No, the contamination is not caused by chemicals. Thank you for your condescention. For 20 years I have worked in OHS in Asia and know data's been collected over a period of 8 plus years. The failure to act was one reason prompting Sreedhar's resignation. He now heads up mines mineral and People (capitalisation deliberate to emphasise the importance of the community in policy and activities) (www.mmpindia.org).
The people effected are tribal farmers not industrial workers. Ethnic minorities are generally marginalised throughout the world-including in Australia.
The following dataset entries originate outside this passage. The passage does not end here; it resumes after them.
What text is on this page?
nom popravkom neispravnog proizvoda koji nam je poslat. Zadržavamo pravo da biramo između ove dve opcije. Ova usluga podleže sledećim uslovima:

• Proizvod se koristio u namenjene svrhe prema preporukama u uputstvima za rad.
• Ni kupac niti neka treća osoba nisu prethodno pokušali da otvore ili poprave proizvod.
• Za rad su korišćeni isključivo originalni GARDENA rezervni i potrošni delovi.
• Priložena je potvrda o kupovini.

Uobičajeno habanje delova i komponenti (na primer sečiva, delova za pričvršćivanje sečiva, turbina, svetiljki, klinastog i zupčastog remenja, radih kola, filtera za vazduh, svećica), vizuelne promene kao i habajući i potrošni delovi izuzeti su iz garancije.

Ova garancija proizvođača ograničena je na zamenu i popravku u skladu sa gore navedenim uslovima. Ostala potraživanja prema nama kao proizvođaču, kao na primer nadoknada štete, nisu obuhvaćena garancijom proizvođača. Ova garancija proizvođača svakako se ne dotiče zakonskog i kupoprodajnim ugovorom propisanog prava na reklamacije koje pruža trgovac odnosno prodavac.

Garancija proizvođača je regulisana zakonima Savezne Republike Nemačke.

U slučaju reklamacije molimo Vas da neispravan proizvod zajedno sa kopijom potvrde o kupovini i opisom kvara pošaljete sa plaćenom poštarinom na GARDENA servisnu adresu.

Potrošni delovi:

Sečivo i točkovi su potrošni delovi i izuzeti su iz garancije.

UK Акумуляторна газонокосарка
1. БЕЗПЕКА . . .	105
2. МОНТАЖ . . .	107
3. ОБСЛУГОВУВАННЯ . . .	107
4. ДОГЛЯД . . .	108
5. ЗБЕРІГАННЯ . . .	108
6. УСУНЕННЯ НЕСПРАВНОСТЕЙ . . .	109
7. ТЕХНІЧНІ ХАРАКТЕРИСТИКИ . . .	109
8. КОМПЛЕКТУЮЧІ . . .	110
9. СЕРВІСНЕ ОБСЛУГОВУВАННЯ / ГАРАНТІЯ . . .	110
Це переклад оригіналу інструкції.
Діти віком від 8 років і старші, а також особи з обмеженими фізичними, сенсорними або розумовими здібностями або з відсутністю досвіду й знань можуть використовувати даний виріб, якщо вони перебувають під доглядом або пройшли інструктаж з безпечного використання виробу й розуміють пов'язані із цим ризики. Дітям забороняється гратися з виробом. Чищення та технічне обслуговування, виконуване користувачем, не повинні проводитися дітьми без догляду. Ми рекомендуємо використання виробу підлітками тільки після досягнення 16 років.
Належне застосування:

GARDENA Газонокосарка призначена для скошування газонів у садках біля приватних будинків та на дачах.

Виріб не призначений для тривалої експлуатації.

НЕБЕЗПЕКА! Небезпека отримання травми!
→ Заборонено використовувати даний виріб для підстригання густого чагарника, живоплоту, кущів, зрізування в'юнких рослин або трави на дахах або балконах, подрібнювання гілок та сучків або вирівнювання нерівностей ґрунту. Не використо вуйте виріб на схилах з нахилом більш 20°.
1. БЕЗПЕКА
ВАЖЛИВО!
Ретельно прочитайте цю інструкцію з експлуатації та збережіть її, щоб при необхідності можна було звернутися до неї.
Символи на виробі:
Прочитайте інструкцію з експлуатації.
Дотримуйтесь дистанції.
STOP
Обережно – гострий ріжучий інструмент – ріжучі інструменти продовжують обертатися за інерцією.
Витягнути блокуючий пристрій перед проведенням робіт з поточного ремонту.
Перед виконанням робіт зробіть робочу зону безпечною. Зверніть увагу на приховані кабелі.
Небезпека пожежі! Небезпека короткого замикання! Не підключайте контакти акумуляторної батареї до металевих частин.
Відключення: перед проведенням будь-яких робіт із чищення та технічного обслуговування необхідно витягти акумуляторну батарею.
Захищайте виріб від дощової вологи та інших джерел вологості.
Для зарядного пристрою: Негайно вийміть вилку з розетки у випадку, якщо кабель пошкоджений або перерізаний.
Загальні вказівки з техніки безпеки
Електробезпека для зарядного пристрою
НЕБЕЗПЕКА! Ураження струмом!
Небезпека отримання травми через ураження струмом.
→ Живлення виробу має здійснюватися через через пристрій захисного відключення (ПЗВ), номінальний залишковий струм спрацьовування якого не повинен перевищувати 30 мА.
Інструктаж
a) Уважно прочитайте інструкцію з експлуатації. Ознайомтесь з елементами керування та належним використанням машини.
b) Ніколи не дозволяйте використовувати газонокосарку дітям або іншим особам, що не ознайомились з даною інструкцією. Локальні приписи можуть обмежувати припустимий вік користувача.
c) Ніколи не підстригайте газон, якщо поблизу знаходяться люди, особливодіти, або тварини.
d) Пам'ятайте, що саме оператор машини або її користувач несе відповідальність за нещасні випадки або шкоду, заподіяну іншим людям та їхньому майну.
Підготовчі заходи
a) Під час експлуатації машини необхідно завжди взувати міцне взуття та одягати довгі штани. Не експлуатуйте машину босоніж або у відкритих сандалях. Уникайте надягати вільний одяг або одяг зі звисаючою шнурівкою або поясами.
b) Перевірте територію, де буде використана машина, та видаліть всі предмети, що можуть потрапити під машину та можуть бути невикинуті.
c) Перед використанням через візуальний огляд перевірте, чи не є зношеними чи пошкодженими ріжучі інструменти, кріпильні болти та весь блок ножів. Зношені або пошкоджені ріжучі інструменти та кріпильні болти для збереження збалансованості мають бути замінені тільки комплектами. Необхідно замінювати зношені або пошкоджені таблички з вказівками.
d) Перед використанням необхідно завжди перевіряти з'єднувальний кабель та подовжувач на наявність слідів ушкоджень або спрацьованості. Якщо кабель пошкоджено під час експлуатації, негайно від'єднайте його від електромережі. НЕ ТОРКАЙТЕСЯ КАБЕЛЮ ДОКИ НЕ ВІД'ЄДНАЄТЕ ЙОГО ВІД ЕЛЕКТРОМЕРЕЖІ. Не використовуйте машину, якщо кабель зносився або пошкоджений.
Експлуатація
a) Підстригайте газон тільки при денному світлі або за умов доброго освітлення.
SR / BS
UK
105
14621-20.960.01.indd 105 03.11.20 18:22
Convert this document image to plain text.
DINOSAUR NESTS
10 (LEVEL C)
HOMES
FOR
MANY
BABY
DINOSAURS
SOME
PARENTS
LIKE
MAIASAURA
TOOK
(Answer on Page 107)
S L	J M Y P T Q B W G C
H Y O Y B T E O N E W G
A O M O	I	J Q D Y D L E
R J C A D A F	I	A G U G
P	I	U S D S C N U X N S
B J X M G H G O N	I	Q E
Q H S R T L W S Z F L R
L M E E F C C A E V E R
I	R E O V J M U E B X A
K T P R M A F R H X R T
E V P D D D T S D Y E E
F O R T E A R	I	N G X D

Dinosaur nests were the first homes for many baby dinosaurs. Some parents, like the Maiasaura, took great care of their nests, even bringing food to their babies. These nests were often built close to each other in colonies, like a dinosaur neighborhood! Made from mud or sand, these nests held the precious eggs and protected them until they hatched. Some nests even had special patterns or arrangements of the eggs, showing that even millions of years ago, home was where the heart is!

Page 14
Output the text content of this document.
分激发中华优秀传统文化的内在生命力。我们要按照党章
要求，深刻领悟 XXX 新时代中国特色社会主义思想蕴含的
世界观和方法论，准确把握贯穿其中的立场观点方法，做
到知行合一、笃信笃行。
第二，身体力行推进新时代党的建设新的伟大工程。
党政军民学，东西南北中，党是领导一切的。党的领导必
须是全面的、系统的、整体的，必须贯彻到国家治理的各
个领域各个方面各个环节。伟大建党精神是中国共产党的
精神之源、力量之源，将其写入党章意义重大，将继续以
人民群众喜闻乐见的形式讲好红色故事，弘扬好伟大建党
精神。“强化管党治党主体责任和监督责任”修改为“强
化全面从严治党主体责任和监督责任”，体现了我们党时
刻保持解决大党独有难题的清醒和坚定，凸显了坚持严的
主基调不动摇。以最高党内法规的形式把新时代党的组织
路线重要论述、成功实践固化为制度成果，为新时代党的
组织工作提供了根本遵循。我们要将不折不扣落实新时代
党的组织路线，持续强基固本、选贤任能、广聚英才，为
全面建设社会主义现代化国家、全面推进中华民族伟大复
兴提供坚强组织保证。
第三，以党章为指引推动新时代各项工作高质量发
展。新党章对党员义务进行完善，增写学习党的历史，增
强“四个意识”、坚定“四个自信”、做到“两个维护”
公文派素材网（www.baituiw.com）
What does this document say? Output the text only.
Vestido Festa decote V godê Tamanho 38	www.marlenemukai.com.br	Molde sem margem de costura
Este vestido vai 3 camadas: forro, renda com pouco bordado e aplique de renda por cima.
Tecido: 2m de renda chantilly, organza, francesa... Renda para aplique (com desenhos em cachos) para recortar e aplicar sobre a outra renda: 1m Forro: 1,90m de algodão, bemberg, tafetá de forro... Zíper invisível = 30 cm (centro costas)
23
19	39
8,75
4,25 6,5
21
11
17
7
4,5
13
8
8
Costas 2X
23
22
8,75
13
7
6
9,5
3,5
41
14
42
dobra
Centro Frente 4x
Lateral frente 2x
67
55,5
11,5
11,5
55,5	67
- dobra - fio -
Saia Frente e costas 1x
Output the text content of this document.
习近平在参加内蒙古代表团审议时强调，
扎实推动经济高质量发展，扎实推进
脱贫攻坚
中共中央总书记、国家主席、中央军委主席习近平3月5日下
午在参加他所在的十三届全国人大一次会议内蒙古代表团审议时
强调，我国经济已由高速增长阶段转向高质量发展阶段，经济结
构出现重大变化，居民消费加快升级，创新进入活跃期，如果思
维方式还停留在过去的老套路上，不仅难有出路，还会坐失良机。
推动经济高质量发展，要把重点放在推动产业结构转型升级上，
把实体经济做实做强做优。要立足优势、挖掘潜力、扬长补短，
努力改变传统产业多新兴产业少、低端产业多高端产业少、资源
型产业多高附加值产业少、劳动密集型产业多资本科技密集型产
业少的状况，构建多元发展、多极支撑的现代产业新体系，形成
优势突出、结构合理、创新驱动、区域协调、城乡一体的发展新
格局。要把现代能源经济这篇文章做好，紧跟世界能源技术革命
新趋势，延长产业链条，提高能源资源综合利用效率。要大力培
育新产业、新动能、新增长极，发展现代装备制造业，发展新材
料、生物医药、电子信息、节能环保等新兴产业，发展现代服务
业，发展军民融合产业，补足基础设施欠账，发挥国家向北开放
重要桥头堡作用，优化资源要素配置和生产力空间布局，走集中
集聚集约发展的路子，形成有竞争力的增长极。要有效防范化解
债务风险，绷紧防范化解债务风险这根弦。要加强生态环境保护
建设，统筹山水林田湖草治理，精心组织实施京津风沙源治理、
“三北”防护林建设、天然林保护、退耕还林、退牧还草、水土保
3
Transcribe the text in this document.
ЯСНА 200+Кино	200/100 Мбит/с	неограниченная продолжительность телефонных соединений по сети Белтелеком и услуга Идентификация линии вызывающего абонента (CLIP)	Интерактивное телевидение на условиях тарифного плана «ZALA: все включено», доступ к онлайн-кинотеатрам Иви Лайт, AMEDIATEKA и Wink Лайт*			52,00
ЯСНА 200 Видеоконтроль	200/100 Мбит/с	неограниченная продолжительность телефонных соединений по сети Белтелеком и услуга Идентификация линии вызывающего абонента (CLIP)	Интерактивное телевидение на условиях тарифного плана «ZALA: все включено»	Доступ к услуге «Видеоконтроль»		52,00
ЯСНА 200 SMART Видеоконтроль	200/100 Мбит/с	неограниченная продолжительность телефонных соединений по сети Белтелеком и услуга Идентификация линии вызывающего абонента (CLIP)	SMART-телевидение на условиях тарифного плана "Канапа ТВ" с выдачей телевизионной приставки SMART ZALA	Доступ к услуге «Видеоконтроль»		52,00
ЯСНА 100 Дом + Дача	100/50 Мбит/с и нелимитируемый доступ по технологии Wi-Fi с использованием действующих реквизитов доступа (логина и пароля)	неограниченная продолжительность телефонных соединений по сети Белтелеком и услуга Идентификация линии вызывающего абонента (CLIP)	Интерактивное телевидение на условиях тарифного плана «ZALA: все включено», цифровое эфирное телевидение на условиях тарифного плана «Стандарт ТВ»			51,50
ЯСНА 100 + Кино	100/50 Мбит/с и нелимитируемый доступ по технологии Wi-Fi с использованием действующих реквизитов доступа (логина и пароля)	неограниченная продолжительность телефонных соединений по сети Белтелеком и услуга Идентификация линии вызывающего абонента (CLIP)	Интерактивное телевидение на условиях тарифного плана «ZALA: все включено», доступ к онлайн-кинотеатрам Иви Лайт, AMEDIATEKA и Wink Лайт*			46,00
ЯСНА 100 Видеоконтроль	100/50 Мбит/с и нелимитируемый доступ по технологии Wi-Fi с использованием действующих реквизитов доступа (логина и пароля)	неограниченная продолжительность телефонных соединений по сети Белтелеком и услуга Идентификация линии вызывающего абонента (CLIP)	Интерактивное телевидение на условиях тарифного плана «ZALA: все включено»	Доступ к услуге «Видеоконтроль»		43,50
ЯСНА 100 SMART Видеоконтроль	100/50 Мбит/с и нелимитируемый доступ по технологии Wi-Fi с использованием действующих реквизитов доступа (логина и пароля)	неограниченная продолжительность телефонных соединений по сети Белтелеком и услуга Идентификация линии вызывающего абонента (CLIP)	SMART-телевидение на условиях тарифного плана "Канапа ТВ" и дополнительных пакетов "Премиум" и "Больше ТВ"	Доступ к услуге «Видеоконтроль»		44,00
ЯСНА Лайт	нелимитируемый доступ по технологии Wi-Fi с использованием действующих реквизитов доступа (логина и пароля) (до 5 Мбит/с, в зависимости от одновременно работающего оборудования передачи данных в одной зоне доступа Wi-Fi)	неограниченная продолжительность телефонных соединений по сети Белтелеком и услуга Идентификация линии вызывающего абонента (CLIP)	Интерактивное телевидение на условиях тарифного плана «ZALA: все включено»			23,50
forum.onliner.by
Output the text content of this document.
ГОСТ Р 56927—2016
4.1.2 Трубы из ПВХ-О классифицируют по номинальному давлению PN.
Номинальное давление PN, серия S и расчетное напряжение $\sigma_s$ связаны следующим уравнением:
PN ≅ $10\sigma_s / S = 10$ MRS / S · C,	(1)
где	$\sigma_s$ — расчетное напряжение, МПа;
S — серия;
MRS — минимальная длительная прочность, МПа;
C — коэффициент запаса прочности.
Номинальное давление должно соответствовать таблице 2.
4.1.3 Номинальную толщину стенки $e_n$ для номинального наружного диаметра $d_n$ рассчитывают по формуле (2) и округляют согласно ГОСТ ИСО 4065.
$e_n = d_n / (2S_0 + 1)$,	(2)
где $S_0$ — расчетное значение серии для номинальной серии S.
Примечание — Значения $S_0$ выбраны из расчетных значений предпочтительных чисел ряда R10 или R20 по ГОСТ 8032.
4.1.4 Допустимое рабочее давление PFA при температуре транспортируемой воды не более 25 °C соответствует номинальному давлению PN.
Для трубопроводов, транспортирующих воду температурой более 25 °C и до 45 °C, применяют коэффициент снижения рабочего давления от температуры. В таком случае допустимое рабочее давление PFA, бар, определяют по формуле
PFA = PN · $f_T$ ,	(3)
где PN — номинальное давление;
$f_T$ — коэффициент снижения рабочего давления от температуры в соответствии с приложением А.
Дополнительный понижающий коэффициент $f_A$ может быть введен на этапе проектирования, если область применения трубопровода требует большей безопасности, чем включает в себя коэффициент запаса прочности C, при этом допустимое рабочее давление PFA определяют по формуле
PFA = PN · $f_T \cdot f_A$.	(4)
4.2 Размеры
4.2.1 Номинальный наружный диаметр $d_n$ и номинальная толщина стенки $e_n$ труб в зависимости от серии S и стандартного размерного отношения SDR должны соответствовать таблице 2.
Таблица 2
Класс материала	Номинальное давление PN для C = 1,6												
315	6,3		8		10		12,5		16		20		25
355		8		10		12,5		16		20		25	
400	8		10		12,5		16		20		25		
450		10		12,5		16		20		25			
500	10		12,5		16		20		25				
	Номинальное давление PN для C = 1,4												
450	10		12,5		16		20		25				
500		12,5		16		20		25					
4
If it was chemicals, it still warrants investigation.

The majority of poor in the third world are rural farmers..they get energy from mini hydros, solar or simply stealing it from tapping into the cables supplying the affluent enclaves as they do outside my house in Vientiane.
They do not have appliances or aircondioners that warrant vast energy sources. The article points out that India will most likely use the uranium for war (let's drop the fig leaf of defence). If they had wanted to, they could have built reactors ages ago using domestic uranium.

Large energy programs benefit the already wealthy, not the poor who suffer the 'fallout' from land sequestration for development (aid-awareness@aidindia.org), and the taxation burden of having to pay for them, not having tax lawyers or cronies in high places.

Nukes divert attention from suitable alternatives, energy conservation or questioning the slavish obeisance to growth economics.

Shadow Minister, I am not sure what you are getting at. If you look at www.anroav.org (of which I am a member) you will see that Asians are organising against industrial illness and accidents with greater ferocity than in Australia.

As for emotions, that is a tired old furphy. Emotions are where we make our decisions and where out ethics are based. Australia has been increasingly stripped of passion in politics. Look what had happened.